On 30 Apr 2001, Matt Graham wrote:

> James Dooley <james@dooley3d.com> wrote:
> > Ya it rocks...
> > I guess I found a new problem...
> > How do you set up a FTP server on linux...
> > When I use Winblows I use sambar...
> > I figured that Linux would have one pre-installed...
>
> You need to install one.  RedHat should have several; at least one is
> installed if you chose the "Server" installation.  Take a look on the REdHat
> CD for wu-ftpd, in.ftpd, or proftpd.  Install one of them using rpm -Uvh or
> whatever GUI tool strikes your fancy.  Then edit the inetd.conf file.  RedHat
> uses xinetd IIRC, so I forget where the configuration file is...
> /etc/xinetd/xinetd.conf ?  There is most likely a line in there that's been
> commented out like:
>
> #ftp   stream  tcp     nowait  root    /usr/sbin/tcpd  wu.ftpd -a
>
> So uncomment it by removing the # sign.  Only uncomment one line, the line
> that corresponds to the FTP server you installed.  Then "killall -HUP xinetd"

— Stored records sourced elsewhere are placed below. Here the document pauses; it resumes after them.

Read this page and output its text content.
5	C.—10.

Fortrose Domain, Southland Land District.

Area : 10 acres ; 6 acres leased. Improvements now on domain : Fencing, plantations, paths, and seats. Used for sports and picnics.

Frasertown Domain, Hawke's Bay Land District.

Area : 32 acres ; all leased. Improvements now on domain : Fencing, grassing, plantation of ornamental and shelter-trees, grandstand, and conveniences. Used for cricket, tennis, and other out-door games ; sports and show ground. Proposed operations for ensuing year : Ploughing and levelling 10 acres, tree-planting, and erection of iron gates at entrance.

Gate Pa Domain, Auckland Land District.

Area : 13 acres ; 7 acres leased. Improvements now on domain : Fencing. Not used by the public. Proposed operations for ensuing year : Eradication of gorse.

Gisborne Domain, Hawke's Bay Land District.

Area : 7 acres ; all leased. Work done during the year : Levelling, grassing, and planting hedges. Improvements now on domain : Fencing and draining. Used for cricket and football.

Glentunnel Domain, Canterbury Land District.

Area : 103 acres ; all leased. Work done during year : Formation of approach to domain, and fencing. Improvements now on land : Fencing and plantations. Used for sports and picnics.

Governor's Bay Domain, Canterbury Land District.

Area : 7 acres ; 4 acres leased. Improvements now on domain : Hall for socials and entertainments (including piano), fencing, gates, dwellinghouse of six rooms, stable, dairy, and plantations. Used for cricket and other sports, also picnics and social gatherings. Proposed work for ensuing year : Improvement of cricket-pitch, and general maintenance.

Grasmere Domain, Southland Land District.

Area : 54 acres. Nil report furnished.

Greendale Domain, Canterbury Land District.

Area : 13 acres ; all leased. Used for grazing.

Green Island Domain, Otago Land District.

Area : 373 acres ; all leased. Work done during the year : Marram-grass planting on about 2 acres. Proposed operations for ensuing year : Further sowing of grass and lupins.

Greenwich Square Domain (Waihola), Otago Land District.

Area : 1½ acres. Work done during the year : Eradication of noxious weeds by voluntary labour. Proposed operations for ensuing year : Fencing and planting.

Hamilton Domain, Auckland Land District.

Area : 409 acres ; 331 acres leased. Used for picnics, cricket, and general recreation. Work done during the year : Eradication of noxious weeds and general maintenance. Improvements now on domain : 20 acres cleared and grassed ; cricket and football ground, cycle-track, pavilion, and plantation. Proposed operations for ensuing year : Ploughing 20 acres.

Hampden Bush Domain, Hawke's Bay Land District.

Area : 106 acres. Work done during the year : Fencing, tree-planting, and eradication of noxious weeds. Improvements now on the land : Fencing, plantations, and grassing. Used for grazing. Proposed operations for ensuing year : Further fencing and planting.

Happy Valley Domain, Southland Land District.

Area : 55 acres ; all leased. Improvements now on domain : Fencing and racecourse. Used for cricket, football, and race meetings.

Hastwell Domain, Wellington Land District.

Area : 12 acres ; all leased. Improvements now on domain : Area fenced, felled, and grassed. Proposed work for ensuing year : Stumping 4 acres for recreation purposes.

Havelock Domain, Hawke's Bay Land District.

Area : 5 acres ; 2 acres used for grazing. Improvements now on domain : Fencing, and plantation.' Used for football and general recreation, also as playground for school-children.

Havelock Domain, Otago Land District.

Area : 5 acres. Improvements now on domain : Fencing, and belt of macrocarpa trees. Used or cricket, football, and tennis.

> to force xinetd to re-read its config file.  You should be set after that.
>
> Remember that FTP is inherently insecure (usernames and passwords transmitted
> in plain text) and every couple of months, the 31337 h4x0r5 find some kind of
> funky buffer-overflow exploit in the various FTP daemons that are commonly
> used.  Keep up-to-date with RedHat's latest security fixes!